WAVERLY — When a flash flood tore through Waverly, 17-year-old Zoe Turner ran to safety on the top floor of her family’s home. The rushing water would claim the lives of 20 of her neighbors, damage more than 700 homes and add a new challenge to what Zoe had hoped would be a more normal senior year of high school.
“I’ve never experienced such, like, terrible feelings,” Turner says. “Just feeling so raw.”
Despite the community’s dangerous history of flooding, her family would ultimately decide to stay and rebuild in the months after the August 2021 flood. And Zoe agreed to document and share her thoughts and feelings since then with WPLN News in Nashville.
In the first few weeks after the flood, there was hardly a calm moment for flood survivors to process what happened. Many scrambled to find housing arrangements. Others were focused on collecting what cash they could from friends, family, and local non-profits and federal government agencies.
For many, the Thanksgiving holiday was a rare moment to collect their thoughts about the devastation. It stirred up difficult emotions. Families who lost loved ones in the flood had one less person at the dinner table, and those displaced from their homes looked for new places to gather.
At the same time, the mood at Waverly Central High School was settling into familiar rhythms.
“We are cramming in most of my classes, because we missed the three weeks after the flood,” Turner says. “So, that put us back quite a bit, and everyone had to take a while to get back in the swing of that.”

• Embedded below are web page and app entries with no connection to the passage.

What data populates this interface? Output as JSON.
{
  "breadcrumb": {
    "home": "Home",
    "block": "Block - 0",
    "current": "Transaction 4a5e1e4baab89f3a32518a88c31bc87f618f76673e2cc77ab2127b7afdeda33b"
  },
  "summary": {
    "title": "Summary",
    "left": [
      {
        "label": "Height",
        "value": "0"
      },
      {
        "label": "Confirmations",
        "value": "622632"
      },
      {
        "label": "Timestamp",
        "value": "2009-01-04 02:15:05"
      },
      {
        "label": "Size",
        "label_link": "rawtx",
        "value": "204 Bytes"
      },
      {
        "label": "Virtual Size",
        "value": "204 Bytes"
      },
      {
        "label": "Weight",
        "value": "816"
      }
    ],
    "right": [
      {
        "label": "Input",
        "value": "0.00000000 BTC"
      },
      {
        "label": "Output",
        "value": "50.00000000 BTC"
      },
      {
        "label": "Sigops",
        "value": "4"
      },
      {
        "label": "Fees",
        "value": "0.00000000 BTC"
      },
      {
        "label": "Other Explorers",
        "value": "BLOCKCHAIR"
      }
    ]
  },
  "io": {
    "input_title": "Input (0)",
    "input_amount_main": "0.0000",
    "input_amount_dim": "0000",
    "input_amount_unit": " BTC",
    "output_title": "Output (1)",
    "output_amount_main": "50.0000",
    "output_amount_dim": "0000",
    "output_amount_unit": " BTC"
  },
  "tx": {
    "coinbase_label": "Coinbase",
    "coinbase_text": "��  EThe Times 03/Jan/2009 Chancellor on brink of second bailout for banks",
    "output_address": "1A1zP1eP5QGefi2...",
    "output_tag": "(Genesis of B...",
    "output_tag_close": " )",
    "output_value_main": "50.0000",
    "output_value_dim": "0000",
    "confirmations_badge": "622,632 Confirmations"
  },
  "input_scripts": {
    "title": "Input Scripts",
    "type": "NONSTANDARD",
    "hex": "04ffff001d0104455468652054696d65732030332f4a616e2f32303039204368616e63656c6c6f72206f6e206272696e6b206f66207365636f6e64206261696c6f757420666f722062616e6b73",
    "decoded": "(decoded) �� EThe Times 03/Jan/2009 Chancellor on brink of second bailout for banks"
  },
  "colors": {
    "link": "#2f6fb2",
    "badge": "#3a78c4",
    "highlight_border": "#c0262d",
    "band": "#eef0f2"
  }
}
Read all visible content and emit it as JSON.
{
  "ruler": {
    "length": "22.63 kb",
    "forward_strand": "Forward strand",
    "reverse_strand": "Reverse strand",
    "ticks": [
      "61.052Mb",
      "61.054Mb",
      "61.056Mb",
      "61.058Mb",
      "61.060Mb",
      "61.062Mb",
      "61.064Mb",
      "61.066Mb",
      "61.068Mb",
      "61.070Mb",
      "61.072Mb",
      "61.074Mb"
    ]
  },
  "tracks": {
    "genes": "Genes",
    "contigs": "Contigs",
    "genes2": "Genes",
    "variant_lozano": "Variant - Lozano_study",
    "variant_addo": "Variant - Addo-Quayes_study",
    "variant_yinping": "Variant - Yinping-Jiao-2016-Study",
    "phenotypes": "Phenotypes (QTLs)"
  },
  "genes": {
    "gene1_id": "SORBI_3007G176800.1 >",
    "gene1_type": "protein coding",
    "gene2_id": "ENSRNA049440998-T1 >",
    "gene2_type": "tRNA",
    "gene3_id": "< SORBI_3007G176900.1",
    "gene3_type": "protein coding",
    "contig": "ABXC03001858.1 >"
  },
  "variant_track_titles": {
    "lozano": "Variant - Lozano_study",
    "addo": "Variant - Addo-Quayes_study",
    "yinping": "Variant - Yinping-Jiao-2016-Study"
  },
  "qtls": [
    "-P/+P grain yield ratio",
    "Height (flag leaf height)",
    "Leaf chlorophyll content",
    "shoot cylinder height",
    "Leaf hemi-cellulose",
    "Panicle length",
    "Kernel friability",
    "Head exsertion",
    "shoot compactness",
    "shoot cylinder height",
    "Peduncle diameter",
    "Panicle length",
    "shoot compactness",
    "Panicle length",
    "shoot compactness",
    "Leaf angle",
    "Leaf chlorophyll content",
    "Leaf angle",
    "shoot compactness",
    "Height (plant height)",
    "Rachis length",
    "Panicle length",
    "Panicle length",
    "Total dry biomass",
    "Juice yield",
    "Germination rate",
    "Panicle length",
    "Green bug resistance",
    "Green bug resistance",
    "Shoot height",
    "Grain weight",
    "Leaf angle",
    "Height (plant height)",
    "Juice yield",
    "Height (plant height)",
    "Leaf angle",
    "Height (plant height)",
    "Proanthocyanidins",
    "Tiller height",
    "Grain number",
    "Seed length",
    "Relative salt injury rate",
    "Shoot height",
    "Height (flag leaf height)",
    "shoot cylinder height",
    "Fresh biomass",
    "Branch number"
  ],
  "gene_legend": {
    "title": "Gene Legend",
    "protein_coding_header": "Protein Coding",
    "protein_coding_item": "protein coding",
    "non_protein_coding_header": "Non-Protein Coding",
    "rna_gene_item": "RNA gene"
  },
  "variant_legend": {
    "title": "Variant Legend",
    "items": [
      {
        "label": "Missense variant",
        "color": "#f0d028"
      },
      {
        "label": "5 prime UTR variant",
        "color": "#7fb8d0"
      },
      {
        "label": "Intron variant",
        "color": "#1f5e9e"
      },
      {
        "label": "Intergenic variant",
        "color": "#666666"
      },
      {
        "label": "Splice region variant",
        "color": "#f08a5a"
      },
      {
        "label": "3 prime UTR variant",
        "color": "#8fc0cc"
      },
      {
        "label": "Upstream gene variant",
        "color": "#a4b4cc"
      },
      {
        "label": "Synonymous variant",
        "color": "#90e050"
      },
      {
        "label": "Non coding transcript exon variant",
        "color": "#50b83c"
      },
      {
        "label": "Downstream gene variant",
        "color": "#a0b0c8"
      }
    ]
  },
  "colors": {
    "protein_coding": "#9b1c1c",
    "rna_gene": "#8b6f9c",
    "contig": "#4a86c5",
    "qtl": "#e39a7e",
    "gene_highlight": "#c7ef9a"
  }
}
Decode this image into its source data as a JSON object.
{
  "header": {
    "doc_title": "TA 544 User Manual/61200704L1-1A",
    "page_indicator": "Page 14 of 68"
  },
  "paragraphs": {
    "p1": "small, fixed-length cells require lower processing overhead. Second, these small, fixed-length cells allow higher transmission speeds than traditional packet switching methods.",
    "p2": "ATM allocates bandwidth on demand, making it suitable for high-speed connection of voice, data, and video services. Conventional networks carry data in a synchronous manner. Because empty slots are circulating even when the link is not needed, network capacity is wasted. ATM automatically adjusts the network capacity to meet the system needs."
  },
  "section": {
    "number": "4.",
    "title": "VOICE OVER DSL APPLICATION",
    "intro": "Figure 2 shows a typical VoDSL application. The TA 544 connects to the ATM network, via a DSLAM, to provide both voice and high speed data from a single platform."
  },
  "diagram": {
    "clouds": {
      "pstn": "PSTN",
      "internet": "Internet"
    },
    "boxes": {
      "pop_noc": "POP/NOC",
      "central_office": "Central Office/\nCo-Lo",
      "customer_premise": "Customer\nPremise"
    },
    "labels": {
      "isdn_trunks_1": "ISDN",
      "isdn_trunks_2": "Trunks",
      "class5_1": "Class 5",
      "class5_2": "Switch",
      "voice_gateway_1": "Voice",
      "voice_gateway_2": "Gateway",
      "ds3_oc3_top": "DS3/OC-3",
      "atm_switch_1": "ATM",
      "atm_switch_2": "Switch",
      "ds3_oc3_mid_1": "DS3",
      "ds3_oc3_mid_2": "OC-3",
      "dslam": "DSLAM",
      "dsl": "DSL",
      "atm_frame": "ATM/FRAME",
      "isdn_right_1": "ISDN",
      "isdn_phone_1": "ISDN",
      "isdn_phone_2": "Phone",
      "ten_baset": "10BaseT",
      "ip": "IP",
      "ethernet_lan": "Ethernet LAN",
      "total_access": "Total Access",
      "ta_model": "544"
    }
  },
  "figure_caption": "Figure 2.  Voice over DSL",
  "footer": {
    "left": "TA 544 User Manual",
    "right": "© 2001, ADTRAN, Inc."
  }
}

By the spring, Turner and some neighbors were back on edge when a strong storm with heavy rain made its way through Middle Tennessee.
“I do get nervous if we’ve had a lot of rain, and then the water starts to come up,” Turner says into her smartphone as the rain beats down. “I know that what happened is completely out of the usual, but it still makes me nervous. A lot of people do have trauma from the flood.”
On April 1, Turner took part in her final high-school guard competition at the 2022 Southern Color Guard Circuit Championships. It’s what occupies her time, outside of National Beta Club during the school year, and church outside of school. The competition marked a moment of reality for Zoe. It was a sad reminder that her high-school journey was coming to an end. Her mom and boyfriend were in the audience to support her.
“One of the things I’m most sad about is the community I’ve found in guard, the friends, the funny times,” Turner says. “All those little moments that you spend together are going to come to an end.”
The final weeks of school were bittersweet. On May 18, Zoe headed to high school for the last time. She took two finals with a mix of excitement and nervousness.
“All of my friends and everyone, we keep reminding each other like, ‘Oh, this is our last day,’ ” Turner says. “Like, last night it was like, ‘This is the last time we could ask our parents to sleep over and they say, ‘No,’ because it’s a school night, and we have school the next morning. I’m kind of a little bit sad to say goodbye to this part of my life.”
On graduation day, Turner would take on a special role among her classmates. In her royal blue cap and gown, the valedictorian took to the podium to address the community.
“Do not think about the unknown stresses of the future or the treasured memories of the past,” Turner said to her fellow classmates, “but think about the present moment we are living right now. What we’ve been waiting for is finally here.”
The evening marked the end of a chaotic senior year that caught her entire town by surprise. But surviving the flood added new layers of meaning to Turner’s senior year and made her more resilient.
“Now, I feel a lot stronger because of what, um, I and the rest of the community went through,” Turner says. “I feel very resilient. I’m looking forward to what Waverly will become in the future and how it’ll grow.”
In the fall, Zoe will leave the small town of Waverly to study at the University of Tennessee in Knoxville.
“The environment I’m in right now, this is, you know, who I am,” Turner says. “I’ve grown up here my whole life. So many people know me from when I was, you know, a baby until now. I’m kind of excited to have interactions with people where they don’t already have an idea — like know me or know what I’ve done — just kind of going in with, like, a blank slate.”